Google security researchers and Microsoft say they have evidence that China -backed hackers are exploiting a zero -day error in Microsoft SharePoint, as companies around the world mix to correct the defect.
The error, officially known as CVE-2025-53770 And discovered last weekend, it allows hackers to steal sensitive private keys from self-esteem versions of SharePoint, a software server widely used by companies and organizations for storage and exchange of internal documents. Once exploited, an intruder can use the error to plant remote malware and access the files and data stored in, as well as access to other systems on the same network.
In A blog post on TuesdayMicrosoft said it had noticed at least two previous hacking groups supported by China called “Typhoon” and “Violet Typhoon” who take advantage of the zero day of Sharepoint. Microsoft says Typhoon Linen focuses on theft of intellectual property, while Violet Typhoon steals private information to be used for espionage.
Microsoft has also attributed continuing hacks to a third hacking group supported by China called “Storm-2603”, representing a hacking group for which the company has less information. However, the company noted that hackers have been linked to ransomware attacks in the past.
According to Microsoft, the three hacking teams were observed by exploiting the vulnerability of zero day to break on vulnerable SharePoint servers as early as July 7.
Charles Carmakal, head of Google’s Response Response Unit technology, told TechCrunch in an email that “at least one of the actors responsible” was a China-Nexus hacking group, but noted that “many actors are actively operating this vulnerable”.
Dozens of organizations have already been violated, including the government sector. The error is regarded as a zero day, because the seller-Microsoft, in this case-did not have time to issue a patch before it was actively exploited. Microsoft has Ever since the patches have begun for all of the affected editions of SharePointBut security researchers have warned that customers who are executing self-editions of Sharepoint should assume that they have already been tested.
TechCrunch event
Francisco
|
27-29 October 2025
The Chinese government has long rejected claims that it has made cyberattacks, although it has not always explicitly refusing its involvement.

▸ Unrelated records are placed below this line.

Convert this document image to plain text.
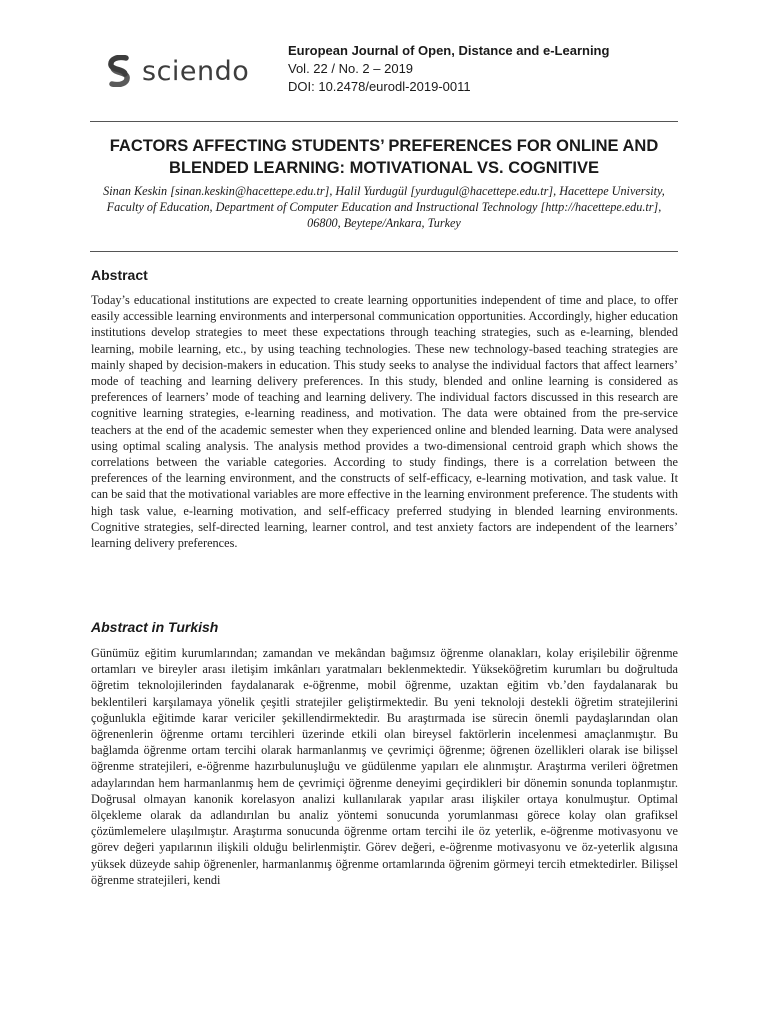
sciendo
European Journal of Open, Distance and e-Learning
Vol. 22 / No. 2 – 2019
DOI: 10.2478/eurodl-2019-0011
FACTORS AFFECTING STUDENTS’ PREFERENCES FOR ONLINE AND BLENDED LEARNING: MOTIVATIONAL VS. COGNITIVE
Sinan Keskin [sinan.keskin@hacettepe.edu.tr], Halil Yurdugül [yurdugul@hacettepe.edu.tr], Hacettepe University, Faculty of Education, Department of Computer Education and Instructional Technology [http://hacettepe.edu.tr], 06800, Beytepe/Ankara, Turkey
Abstract
Today’s educational institutions are expected to create learning opportunities independent of time and place, to offer easily accessible learning environments and interpersonal communication opportunities. Accordingly, higher education institutions develop strategies to meet these expectations through teaching strategies, such as e-learning, blended learning, mobile learning, etc., by using teaching technologies. These new technology-based teaching strategies are mainly shaped by decision-makers in education. This study seeks to analyse the individual factors that affect learners’ mode of teaching and learning delivery preferences. In this study, blended and online learning is considered as preferences of learners’ mode of teaching and learning delivery. The individual factors discussed in this research are cognitive learning strategies, e-learning readiness, and motivation. The data were obtained from the pre-service teachers at the end of the academic semester when they experienced online and blended learning. Data were analysed using optimal scaling analysis. The analysis method provides a two-dimensional centroid graph which shows the correlations between the variable categories. According to study findings, there is a correlation between the preferences of the learning environment, and the constructs of self-efficacy, e-learning motivation, and task value. It can be said that the motivational variables are more effective in the learning environment preference. The students with high task value, e-learning motivation, and self-efficacy preferred studying in blended learning environments. Cognitive strategies, self-directed learning, learner control, and test anxiety factors are independent of the learners’ learning delivery preferences.
Abstract in Turkish
Günümüz eğitim kurumlarından; zamandan ve mekândan bağımsız öğrenme olanakları, kolay erişilebilir öğrenme ortamları ve bireyler arası iletişim imkânları yaratmaları beklenmektedir. Yükseköğretim kurumları bu doğrultuda öğretim teknolojilerinden faydalanarak e-öğrenme, mobil öğrenme, uzaktan eğitim vb.’den faydalanarak bu beklentileri karşılamaya yönelik çeşitli stratejiler geliştirmektedir. Bu yeni teknoloji destekli öğretim stratejilerini çoğunlukla eğitimde karar vericiler şekillendirmektedir. Bu araştırmada ise sürecin önemli paydaşlarından olan öğrenenlerin öğrenme ortamı tercihleri üzerinde etkili olan bireysel faktörlerin incelenmesi amaçlanmıştır. Bu bağlamda öğrenme ortam tercihi olarak harmanlanmış ve çevrimiçi öğrenme; öğrenen özellikleri olarak ise bilişsel öğrenme stratejileri, e-öğrenme hazırbulunuşluğu ve güdülenme yapıları ele alınmıştır. Araştırma verileri öğretmen adaylarından hem harmanlanmış hem de çevrimiçi öğrenme deneyimi geçirdikleri bir dönemin sonunda toplanmıştır. Doğrusal olmayan kanonik korelasyon analizi kullanılarak yapılar arası ilişkiler ortaya konulmuştur. Optimal ölçekleme olarak da adlandırılan bu analiz yöntemi sonucunda yorumlanması görece kolay olan grafiksel çözümlemelere ulaşılmıştır. Araştırma sonucunda öğrenme ortam tercihi ile öz yeterlik, e-öğrenme motivasyonu ve görev değeri yapılarının ilişkili olduğu belirlenmiştir. Görev değeri, e-öğrenme motivasyonu ve öz-yeterlik algısına yüksek düzeyde sahip öğrenenler, harmanlanmış öğrenme ortamlarında öğrenim görmeyi tercih etmektedirler. Bilişsel öğrenme stratejileri, kendi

When reached for comments, Liu Pengyu, a spokesman for the Chinese Embassy in Washington, said in a statement that China “is steadily opposing and fighting all forms of cyber -and crime attacks on cyberspace – a position that is consistent.
This is the last hacking campaign connected to China in recent years. China -backed hackers have been accused of targeting Microsoft Exchange email servers who have hosted 2021 as part of a mass production campaign. According to a recent indictment by the Ministry of Justice who accuses two Chinese hackers of drawing up violations, so -called “hafnium” hacks have harmed contact details and private mailboxes from more than 60,000 affected servers.
He was informed by comments by the Chinese government.